I will appreciate suggestions for further examples, and notification of errors and unclear sections. Because the examples here have been collected from diverse sources over many years, not all sources are acknowledged. If you recognize any example as yours or someone else’s, please let me know so that I can add a proper acknowledgement. I warmly thank the students who have asked the questions and posed the problems that have helped me write this text and correct the mistakes and voids of previous versions. I have also received help on online forums and in person from numerous people, learned from archived e-mail list messages, blog posts, books, articles, tutorials, webinars, and by struggling to solve some new problems on my own. In many ways this text owes much more to people who are not authors than to myself. However, as I am the one who has written this version and decided what to include and exclude, as author, I take full responsibility for any errors and inaccuracies.

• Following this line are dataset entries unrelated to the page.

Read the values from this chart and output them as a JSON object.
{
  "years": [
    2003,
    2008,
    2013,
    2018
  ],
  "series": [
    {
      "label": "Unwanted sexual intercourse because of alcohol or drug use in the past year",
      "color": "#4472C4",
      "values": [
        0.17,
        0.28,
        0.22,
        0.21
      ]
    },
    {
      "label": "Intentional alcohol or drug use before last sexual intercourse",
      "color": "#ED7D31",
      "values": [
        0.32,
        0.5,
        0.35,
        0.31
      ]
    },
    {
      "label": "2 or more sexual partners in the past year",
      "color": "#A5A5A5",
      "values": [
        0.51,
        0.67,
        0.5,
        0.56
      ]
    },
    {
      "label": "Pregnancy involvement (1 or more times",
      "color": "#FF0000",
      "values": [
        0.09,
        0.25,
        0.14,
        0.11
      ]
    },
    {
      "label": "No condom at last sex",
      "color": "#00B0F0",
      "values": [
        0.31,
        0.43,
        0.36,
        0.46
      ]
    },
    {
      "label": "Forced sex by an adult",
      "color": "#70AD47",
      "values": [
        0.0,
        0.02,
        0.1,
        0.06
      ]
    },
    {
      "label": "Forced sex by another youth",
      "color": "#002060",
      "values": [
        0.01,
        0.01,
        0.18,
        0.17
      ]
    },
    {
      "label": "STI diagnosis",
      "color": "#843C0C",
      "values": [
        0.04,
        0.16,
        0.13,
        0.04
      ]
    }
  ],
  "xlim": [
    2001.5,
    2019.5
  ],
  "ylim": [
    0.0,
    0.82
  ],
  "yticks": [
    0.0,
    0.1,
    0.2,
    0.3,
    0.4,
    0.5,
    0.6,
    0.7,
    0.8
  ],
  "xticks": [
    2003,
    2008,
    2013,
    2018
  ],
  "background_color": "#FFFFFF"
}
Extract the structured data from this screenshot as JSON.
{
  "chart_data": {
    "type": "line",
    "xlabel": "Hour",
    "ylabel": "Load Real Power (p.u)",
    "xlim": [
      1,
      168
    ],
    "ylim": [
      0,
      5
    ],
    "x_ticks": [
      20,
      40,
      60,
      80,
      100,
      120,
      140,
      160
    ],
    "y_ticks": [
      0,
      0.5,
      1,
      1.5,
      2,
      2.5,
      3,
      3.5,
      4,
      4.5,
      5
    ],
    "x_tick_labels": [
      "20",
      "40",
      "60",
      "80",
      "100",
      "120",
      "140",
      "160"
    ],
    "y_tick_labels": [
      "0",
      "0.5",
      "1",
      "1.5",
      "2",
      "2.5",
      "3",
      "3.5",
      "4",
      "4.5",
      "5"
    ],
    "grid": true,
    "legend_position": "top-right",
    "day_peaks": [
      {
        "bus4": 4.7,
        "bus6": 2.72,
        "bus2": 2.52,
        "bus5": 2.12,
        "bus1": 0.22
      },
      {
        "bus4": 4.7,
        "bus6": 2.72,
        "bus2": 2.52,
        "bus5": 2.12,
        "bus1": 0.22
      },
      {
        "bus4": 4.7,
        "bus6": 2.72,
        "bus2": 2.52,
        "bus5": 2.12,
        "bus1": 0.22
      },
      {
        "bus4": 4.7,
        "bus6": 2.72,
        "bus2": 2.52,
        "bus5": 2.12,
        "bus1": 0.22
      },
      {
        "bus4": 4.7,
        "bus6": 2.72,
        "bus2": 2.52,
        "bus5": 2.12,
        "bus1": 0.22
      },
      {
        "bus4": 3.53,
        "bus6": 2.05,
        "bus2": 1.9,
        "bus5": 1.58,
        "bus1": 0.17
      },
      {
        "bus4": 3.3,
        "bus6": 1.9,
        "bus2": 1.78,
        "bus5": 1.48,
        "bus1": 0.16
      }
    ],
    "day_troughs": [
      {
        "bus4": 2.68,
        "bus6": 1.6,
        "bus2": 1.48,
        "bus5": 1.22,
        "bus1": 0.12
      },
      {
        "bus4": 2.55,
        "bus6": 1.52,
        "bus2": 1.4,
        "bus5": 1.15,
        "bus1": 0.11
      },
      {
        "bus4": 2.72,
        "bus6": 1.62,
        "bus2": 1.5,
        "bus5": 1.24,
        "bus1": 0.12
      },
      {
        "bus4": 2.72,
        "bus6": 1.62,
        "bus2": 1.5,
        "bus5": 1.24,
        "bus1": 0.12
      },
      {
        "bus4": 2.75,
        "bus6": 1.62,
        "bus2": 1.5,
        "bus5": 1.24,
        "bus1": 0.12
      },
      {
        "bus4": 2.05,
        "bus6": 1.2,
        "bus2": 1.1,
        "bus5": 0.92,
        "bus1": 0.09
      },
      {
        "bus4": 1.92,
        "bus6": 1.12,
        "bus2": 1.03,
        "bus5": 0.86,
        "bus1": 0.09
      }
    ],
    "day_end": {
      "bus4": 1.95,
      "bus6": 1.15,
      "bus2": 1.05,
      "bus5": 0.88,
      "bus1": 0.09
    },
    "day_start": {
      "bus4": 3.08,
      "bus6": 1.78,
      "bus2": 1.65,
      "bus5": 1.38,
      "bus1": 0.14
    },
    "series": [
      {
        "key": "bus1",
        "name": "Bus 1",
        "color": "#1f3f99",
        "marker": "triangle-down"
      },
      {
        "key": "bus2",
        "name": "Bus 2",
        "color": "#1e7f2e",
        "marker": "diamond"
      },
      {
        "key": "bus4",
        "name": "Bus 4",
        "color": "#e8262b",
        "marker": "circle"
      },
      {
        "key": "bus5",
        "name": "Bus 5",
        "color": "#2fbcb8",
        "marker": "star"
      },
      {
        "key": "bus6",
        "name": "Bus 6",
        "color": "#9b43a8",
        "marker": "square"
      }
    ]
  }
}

Why have I chosen the title “Learn R: As a Language”? This book is based on exploration and practice that aims at teaching to express various generic operations on data using the R language. It focuses on the language, rather than on specific types of data analysis, and exposes the reader to current usage and does not spare the quirks of the language. When we use our native language in everyday life, we do not think about grammar rules or sentence structure, except for the trickier or unfamiliar situations. My aim is for this book to help you grow to use R in this same way, to become fluent in R. The book is structured around the elements of languages with chapter titles that highlight the parallels between natural languages like English and the R language.

I encourage you to approach R like a child approaches his or her mother tongue when first learning to speak: do not struggle, just play, and fool around with R! If the going gets difficult and frustrating, take a break! If you get a new insight, take a break to enjoy the victory!